まだ肌寒い空気が、肺に染み込んで気持ちええ。
時計を確認すりゃぁ、いっつも通りの時間じゃったんじゃ。
シャツを着て、ズボンを履いて、
ポーチにタオルと、絆創膏とスマホと⋯あと、鍵。
おばあちゃんはもう起きとるかのぉ。
どうじゃろう。
階段を一段降りるたびにギシギシゆうから、
この音で起きとる⋯可能性もあるんじゃ。
が、おばあちゃんと台所で遭遇する時、カノジョは、
いつ何時も着物をきっちりと着とる。
⋯例え、それが朝の5時でも。
水筒を求めて台所を除くと、蛍光灯が付いとったんじゃ。
⋯起きとった、おばあちゃん。
台所の向こう、畳の部屋でお茶を飲んどる。
「おばあちゃん、おはようございますけぇの。
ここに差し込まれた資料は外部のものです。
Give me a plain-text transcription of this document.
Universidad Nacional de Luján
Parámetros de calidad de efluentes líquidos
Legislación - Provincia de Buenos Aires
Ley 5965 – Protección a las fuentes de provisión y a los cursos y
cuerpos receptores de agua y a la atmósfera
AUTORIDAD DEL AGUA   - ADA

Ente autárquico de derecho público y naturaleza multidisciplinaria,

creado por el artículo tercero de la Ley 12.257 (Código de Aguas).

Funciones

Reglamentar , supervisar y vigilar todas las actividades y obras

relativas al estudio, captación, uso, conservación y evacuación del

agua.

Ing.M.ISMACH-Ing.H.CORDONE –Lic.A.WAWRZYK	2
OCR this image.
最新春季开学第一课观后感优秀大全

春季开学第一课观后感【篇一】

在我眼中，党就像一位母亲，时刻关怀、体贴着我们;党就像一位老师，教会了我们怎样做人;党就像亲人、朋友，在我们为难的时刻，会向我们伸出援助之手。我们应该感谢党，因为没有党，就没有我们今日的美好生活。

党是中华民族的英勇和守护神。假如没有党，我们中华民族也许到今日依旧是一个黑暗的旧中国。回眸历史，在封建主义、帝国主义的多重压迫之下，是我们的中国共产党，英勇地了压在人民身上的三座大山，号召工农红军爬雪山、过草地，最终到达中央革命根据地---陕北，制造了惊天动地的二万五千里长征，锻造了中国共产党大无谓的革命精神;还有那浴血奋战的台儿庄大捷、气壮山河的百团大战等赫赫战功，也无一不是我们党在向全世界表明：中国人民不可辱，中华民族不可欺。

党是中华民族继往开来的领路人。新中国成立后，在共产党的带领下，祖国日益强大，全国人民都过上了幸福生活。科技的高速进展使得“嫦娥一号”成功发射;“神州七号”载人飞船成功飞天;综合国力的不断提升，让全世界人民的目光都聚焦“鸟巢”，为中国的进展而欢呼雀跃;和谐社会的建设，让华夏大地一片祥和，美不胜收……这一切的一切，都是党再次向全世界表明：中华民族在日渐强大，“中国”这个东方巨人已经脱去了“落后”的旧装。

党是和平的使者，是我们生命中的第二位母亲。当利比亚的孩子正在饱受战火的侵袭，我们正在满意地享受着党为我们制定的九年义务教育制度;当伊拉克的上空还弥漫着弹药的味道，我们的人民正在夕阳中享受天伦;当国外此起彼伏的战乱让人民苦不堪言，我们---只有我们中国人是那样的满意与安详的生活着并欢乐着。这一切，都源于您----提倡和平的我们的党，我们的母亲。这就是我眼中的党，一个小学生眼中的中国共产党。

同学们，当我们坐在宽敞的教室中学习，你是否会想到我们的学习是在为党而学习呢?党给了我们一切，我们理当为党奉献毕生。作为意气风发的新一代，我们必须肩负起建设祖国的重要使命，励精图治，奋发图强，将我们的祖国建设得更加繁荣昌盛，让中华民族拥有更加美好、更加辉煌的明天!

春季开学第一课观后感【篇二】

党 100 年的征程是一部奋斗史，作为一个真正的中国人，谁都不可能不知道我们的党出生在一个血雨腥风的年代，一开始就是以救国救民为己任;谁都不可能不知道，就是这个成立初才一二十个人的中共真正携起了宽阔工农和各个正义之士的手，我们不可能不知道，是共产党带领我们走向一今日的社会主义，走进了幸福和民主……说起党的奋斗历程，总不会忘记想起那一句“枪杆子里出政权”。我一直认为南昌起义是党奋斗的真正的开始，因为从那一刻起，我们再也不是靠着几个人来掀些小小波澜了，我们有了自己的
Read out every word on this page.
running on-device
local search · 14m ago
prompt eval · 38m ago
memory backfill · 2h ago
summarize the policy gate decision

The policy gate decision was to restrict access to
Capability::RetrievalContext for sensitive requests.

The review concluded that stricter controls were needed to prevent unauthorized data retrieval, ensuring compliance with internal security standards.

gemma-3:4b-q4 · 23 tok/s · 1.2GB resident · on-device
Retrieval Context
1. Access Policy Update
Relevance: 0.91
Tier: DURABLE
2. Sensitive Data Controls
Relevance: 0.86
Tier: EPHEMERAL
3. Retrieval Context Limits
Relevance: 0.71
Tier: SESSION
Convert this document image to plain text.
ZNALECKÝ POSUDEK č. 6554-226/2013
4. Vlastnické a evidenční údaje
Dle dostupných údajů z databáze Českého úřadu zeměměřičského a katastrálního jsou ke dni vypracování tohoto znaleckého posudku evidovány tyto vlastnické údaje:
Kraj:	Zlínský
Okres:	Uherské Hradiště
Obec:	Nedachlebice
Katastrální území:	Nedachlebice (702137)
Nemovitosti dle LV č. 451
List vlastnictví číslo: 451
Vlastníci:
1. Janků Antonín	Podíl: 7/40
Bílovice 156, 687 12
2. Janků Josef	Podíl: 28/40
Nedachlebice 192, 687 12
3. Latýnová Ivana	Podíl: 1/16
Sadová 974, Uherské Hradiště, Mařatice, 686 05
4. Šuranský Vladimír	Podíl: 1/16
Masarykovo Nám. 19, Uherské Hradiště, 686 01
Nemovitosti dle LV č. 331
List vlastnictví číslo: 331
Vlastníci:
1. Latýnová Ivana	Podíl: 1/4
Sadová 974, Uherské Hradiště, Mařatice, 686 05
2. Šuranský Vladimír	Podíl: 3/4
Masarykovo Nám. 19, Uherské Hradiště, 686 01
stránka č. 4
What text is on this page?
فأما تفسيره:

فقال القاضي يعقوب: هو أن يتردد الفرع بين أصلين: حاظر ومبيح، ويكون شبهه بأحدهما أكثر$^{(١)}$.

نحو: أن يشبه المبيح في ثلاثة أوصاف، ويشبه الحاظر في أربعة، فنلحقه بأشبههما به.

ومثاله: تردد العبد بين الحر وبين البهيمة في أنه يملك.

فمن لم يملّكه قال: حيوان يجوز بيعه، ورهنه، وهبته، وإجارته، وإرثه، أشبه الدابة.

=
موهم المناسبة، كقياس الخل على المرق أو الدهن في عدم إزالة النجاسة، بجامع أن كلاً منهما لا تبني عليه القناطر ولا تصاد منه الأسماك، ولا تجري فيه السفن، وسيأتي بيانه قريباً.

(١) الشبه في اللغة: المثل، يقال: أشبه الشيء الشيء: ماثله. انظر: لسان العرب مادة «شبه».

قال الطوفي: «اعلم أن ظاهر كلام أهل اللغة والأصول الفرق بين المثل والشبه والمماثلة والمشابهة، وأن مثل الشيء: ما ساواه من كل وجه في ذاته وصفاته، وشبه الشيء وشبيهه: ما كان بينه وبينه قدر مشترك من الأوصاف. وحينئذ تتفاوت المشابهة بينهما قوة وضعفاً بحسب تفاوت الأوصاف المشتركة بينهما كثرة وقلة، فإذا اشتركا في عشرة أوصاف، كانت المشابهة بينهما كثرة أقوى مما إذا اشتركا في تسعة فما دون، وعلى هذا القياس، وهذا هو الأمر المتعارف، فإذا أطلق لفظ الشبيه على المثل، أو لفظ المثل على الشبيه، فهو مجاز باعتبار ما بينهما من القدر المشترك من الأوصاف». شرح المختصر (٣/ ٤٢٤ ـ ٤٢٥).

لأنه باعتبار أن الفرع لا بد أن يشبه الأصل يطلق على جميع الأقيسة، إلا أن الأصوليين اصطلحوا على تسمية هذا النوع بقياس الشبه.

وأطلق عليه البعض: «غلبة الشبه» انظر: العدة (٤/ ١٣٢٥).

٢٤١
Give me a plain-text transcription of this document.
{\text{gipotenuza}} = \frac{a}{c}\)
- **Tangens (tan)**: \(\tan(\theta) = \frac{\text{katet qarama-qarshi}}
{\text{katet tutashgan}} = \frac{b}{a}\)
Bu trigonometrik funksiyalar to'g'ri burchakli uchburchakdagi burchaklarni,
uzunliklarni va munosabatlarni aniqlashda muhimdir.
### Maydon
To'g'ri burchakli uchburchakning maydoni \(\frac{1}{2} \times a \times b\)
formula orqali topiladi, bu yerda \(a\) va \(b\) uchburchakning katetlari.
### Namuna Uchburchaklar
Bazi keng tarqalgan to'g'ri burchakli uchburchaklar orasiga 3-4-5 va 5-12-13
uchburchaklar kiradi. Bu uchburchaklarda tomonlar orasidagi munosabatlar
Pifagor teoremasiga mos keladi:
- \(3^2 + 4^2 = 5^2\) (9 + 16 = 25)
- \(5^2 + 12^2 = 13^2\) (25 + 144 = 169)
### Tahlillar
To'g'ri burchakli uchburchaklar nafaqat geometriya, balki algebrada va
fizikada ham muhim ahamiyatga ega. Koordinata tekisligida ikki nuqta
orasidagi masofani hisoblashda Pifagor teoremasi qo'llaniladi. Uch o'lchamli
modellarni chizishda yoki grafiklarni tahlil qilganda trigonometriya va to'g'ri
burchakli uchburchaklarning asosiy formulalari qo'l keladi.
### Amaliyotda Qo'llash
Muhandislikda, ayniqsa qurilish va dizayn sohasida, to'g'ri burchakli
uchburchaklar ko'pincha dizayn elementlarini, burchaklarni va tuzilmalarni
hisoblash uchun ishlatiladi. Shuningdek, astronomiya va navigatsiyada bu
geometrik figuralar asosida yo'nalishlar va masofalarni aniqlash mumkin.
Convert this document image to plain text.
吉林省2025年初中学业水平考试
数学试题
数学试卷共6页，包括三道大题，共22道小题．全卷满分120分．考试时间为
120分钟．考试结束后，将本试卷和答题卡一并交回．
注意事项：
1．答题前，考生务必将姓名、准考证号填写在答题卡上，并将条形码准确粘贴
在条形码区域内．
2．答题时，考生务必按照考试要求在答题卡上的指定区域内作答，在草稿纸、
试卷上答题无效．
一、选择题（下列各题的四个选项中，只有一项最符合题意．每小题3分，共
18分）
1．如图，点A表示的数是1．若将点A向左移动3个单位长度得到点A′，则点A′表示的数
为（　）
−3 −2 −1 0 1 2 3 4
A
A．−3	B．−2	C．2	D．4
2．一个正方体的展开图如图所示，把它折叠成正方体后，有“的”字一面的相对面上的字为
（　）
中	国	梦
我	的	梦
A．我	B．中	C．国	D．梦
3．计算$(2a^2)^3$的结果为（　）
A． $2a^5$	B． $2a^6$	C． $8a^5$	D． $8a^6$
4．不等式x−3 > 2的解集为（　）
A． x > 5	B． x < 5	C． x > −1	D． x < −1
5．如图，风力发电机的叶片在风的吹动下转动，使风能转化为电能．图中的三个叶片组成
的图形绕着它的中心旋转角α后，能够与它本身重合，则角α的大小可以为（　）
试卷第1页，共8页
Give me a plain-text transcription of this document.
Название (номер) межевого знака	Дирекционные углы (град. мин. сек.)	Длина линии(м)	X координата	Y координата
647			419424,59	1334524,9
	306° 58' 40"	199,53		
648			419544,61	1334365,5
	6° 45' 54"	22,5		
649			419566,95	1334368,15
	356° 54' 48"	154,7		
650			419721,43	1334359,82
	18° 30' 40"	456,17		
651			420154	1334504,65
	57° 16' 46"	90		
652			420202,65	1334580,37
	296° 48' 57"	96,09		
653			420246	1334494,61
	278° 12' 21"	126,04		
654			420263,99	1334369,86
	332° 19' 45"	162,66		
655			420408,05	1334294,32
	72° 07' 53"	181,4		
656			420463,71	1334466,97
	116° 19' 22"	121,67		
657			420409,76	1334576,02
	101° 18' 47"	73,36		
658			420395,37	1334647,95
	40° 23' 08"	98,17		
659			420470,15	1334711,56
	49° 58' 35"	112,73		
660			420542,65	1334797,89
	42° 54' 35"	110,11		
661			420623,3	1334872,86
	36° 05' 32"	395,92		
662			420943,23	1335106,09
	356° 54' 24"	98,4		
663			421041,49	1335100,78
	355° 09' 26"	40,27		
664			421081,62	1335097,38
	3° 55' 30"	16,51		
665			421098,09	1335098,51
」
「あらフィーちゃん、おはようさん。」
「今日も川辺の方までお散歩?」
お散歩って⋯、ランニングのこと⋯よの?
「うん、ランニングしてくるよ。」
「お茶はね、お台所にあるけぇのぉ。」
流石はおばあちゃん⋯。
あんたいつ起きたんじゃ??
「うん、おばあちゃん、ありがとの。」
「それとね、今日は学校じゃけぇね、7時にゃぁ戻っといでのぉ。」
「今日⋯。」
「今日じゃのぉ。」
「鹿見女学院んじゃね、バレー部んじゃね、大和しぇんしぇいがね、フィーちゃんが部活来るん、楽しみにしとるんじゃ、てゆうとったよ。」
⋯大和?監督⋯うちの試合観たん?
「観たんじゃゆぅて思うよ。」
「口出てた⋯?」
「ばっちり出てたのぉ。」
⋯マジか。
⋯ふと時計を見りゃぁ、はぁ45分。
「やば、時間なくなる⋯ランニング行ってくんじゃけぇの。」
「いってらっしゃい、無事帰っといでのぉ。」
「⋯はい!」
靴を履いて、外へ駆け出していく。
まだ肌寒い空気が、肺に染み込んで気持ちええ。